Onkel August hatte recht mit seiner Einschätzung des Journalismus: Unsere begeisterten Demonstrationen in Prag, die Offenheit und Pressefreiheit heißen jetzt „konterrevolutionäre Umtriebe“, der Reformkurs „verschärfter Rechtskurs“ und meine tchechoslowakischen Studentenfreunde sind plötzlich „antisozialistische Kräfte“, durch die „eine akute politische Krise in der CSSR ausgelöst worden war“. Die „sozialdemokratische Losung eines demokratischen Sozialismus“ würde nichts anderes propagieren, als „den Sturz des Sozialismus unter Errichtung eines auf die imperialistischen Westmächte orientierten staatskapitalistischen Regimes in der Tschecheslowakei“. So stand es gestern in allen Zeitungen. Alles Lüge, ich weiß es besser, denn ich war da, und ich habe die Freiheit gefühlt, dort auf dem Altstädter Ring und hier mit Vendula. Das nimmt mir keiner mehr. Meine journalistische Laufbahn ist wohl zu Ende, bevor sie richtig begonnen hat. Ich hab ́s Antonovas versprochen: Meinen Kandidatenausweis gebe ich zurück, wenn ich wieder in Erfurt bin. Die SED muß auf ihren besten Nachwuchskommunisten verzichten, das hat sie sich selbst eingebrockt. Mit der Segelfliegerei ist auch Schluß, wenn ich nicht zur Armee gehe. Scheiße, es war doch so schön da oben. Vor zwei Wochen war ich noch sicher, den richtigen Weg für mich gefunden zu haben. Wahnsinn, wie schnell sich das Leben ändert. Jetzt weiß ich gar nichts mehr.

Lothar (ganz rechts) und sechs Freunde stehen vor einem Warenhaus. Sie sehen aus wie coole Kids.

Es geschah in den Tagen um den 20. Geburtstages „unserer“ Republik. Das Angereck-Team war auf Rock-Vergnügen aus: Wochenende, dazu ein für die meisten von uns freier Arbeitsmontag zu, dann der große Feiertag. Grund genug, hinaus in die ideologiefreie Natur zu stürmen. Was brauchten wir Fahnenschwenken oder gar FDJ-Lieder- Brüllen?

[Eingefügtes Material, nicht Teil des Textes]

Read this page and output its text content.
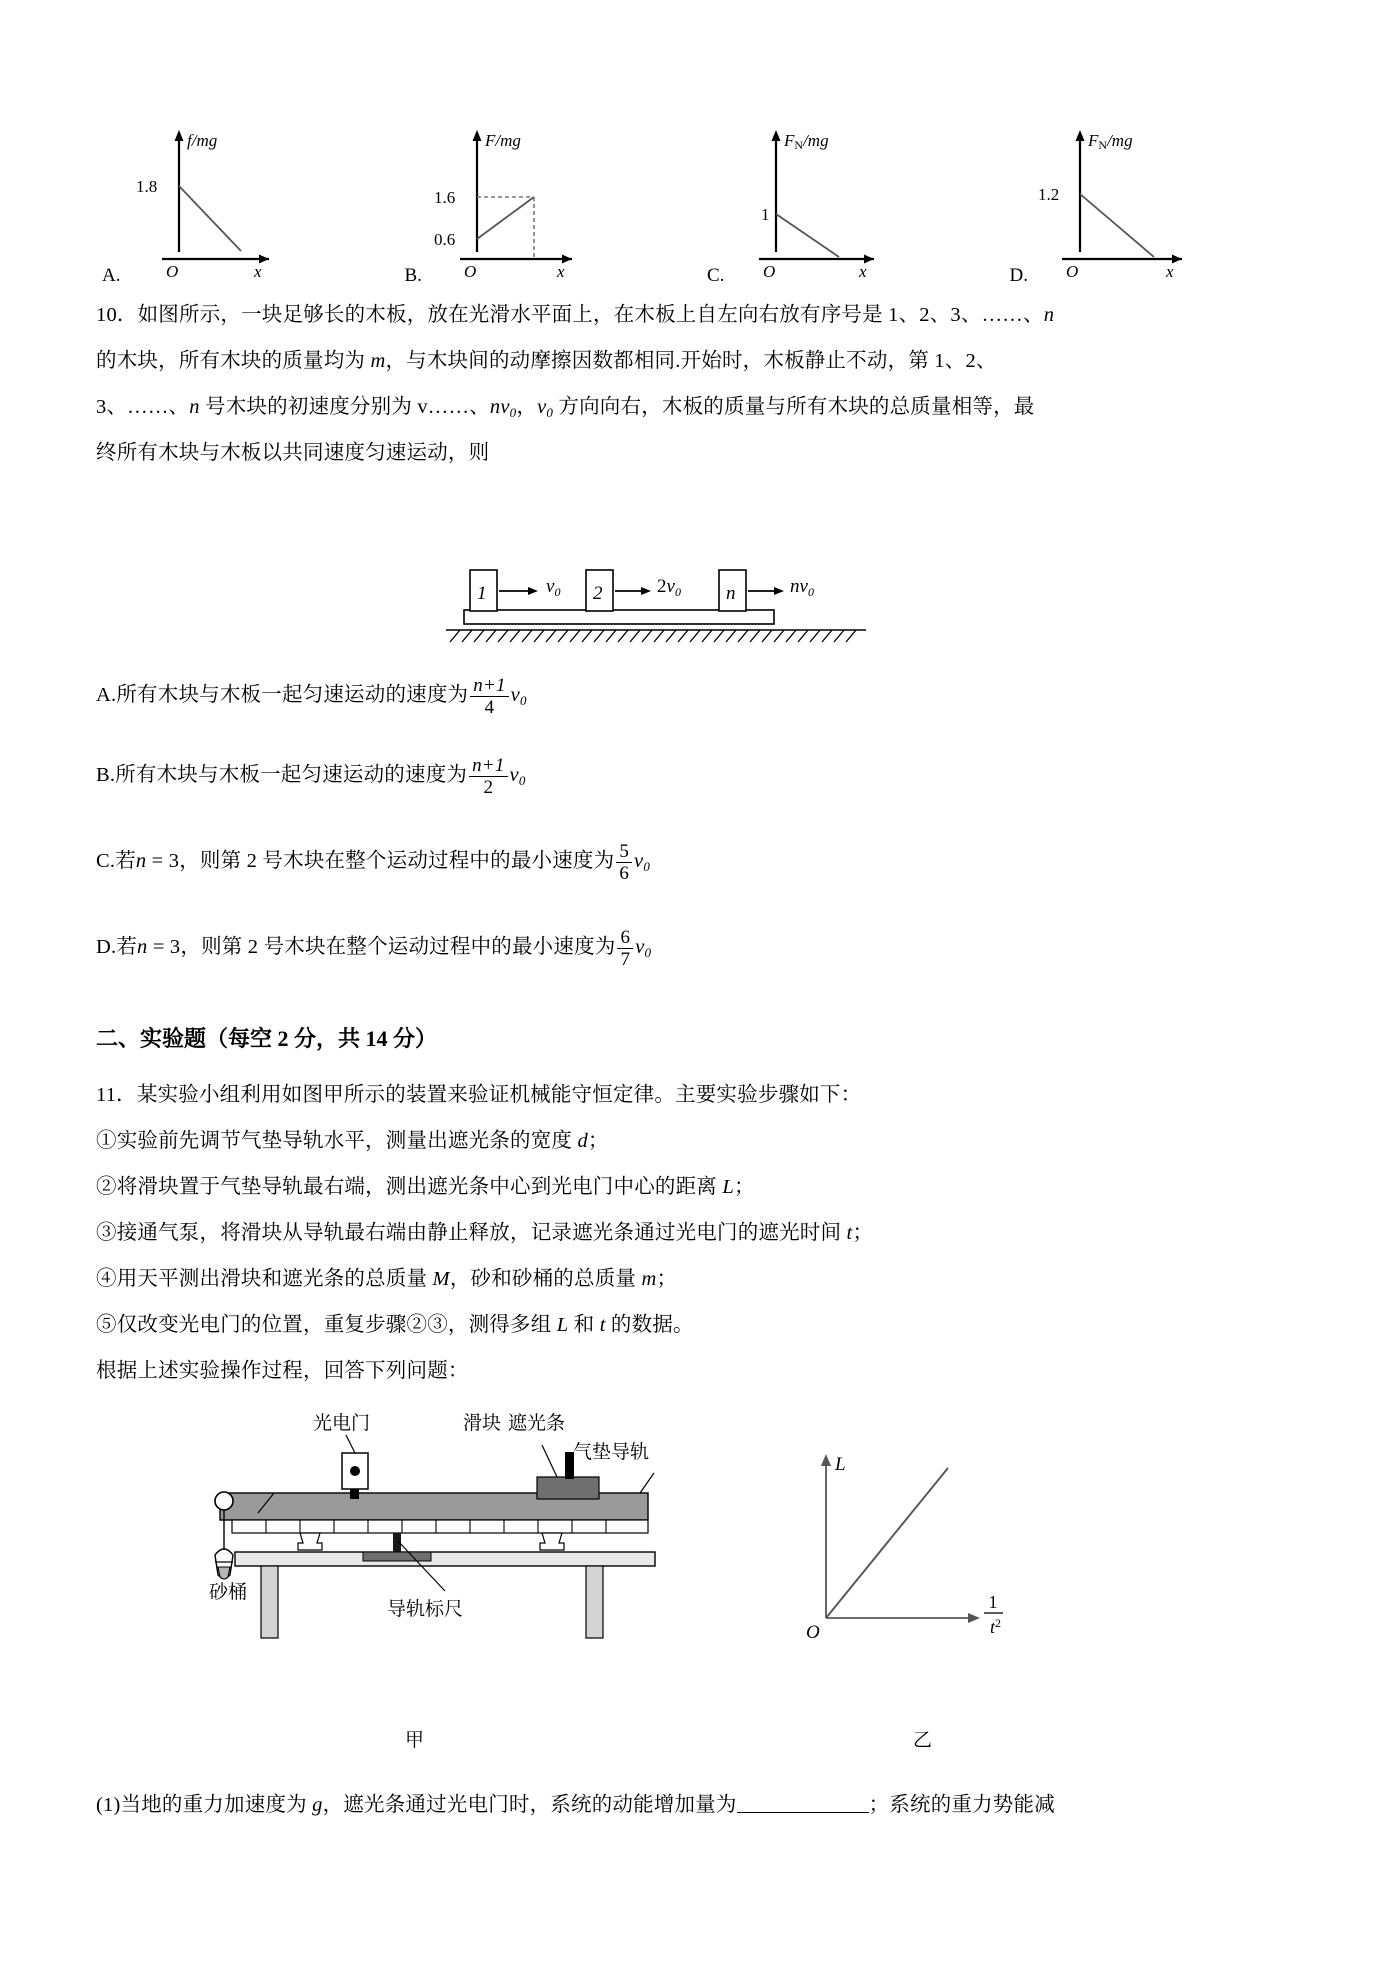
f/mg
1.8
O	x
A.
F/mg
1.6
0.6
O	x
B.
FN/mg
1
O	x
C.
FN/mg
1.2
O	x
D.
10．如图所示，一块足够长的木板，放在光滑水平面上，在木板上自左向右放有序号是 1、2、3、……、n
的木块，所有木块的质量均为 m，与木块间的动摩擦因数都相同.开始时，木板静止不动，第 1、2、
3、……、n 号木块的初速度分别为 v……、$nv_0$，$v_0$ 方向向右，木板的质量与所有木块的总质量相等，最
终所有木块与木板以共同速度匀速运动，则
1	v0 2	2v0 n	nv0
A.所有木块与木板一起匀速运动的速度为 $\frac{n+1}{4} v_0$
B.所有木块与木板一起匀速运动的速度为 $\frac{n+1}{2} v_0$
C.若n = 3，则第 2 号木块在整个运动过程中的最小速度为 $\frac{5}{6} v_0$
D.若n = 3，则第 2 号木块在整个运动过程中的最小速度为 $\frac{6}{7} v_0$
二、实验题（每空 2 分，共 14 分）
11．某实验小组利用如图甲所示的装置来验证机械能守恒定律。主要实验步骤如下：
①实验前先调节气垫导轨水平，测量出遮光条的宽度 d；
②将滑块置于气垫导轨最右端，测出遮光条中心到光电门中心的距离 L；
③接通气泵，将滑块从导轨最右端由静止释放，记录遮光条通过光电门的遮光时间 t；
④用天平测出滑块和遮光条的总质量 M，砂和砂桶的总质量 m；
⑤仅改变光电门的位置，重复步骤②③，测得多组 L 和 t 的数据。
根据上述实验操作过程，回答下列问题：
光电门	滑块 遮光条
气垫导轨
砂桶
导轨标尺
甲
L
O
1
t2
乙
(1)当地的重力加速度为 g，遮光条通过光电门时，系统的动能增加量为	；系统的重力势能减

Am Vorabend der Republikgeburtstagsfeier wollten wir tanzen: Ein dutzend hippiemäßig geschmückte Gestalten, Monika, Rainer Zapka (der sich von seiner brotlosen Kunst, der Malerei, losgerissen hatte), Tiny und ich waren dabei. Conny kam direkt von seiner Arbeit am Dom, wo er zur Zeit eine alte Inschrift freilegte. Wir trafen ihn auf dem Weg zum „Stadtgarten“, einem Biergarten mit Freilichtbühne, wo wir hofften, einigermaßen erträgliche Musik hören zu können. Wir waren alle gut drauf, nur die Musik war eine Katastrophe: Eine Mischung zwischen Karli Naue und der Blaskapelle Herker. Wir ließen ́s uns trotzdem nicht verdrießen und tanzten miteinander im Kreis. Monika als Blumenmädchen – sie hatte ob ihrer lebensfrohen Ausstrahlung von einem angetrunkenen Republiksgeburtstagsfeierer einen Strauß Astern geschenkt bekommen – verteilte Blütenstengel, woraufhin wir begannen, die Blumen in ́begeisterter Ekstase ́ auf die Bühne zu werfen. Conny bemühte sich besonders, in die Tuba zu treffen, was auf der Hand lag, weil diese uns als Corpus Delicti für die furchtbare Musik erschien und zu nichts anderem tönte, als uns zu ärgern. Was soll ́s, wir hatten unseren zweifelhaften Spaß und die Band war mit diesem falschen Publikum bestimmt genauso unglücklich wie wir mit ihrer Musik. Nachdem es noch ein kurzes Gerangel mit zwei Stasispitzeln gab, die unseren Blumenreigen auflösen wollten, trabten wir nach Hause. Jeder in seine Richtung. Ich brachte Monika noch bis vor die Haustür, wo wir uns – wie üblich wortreich – verabschiedeten.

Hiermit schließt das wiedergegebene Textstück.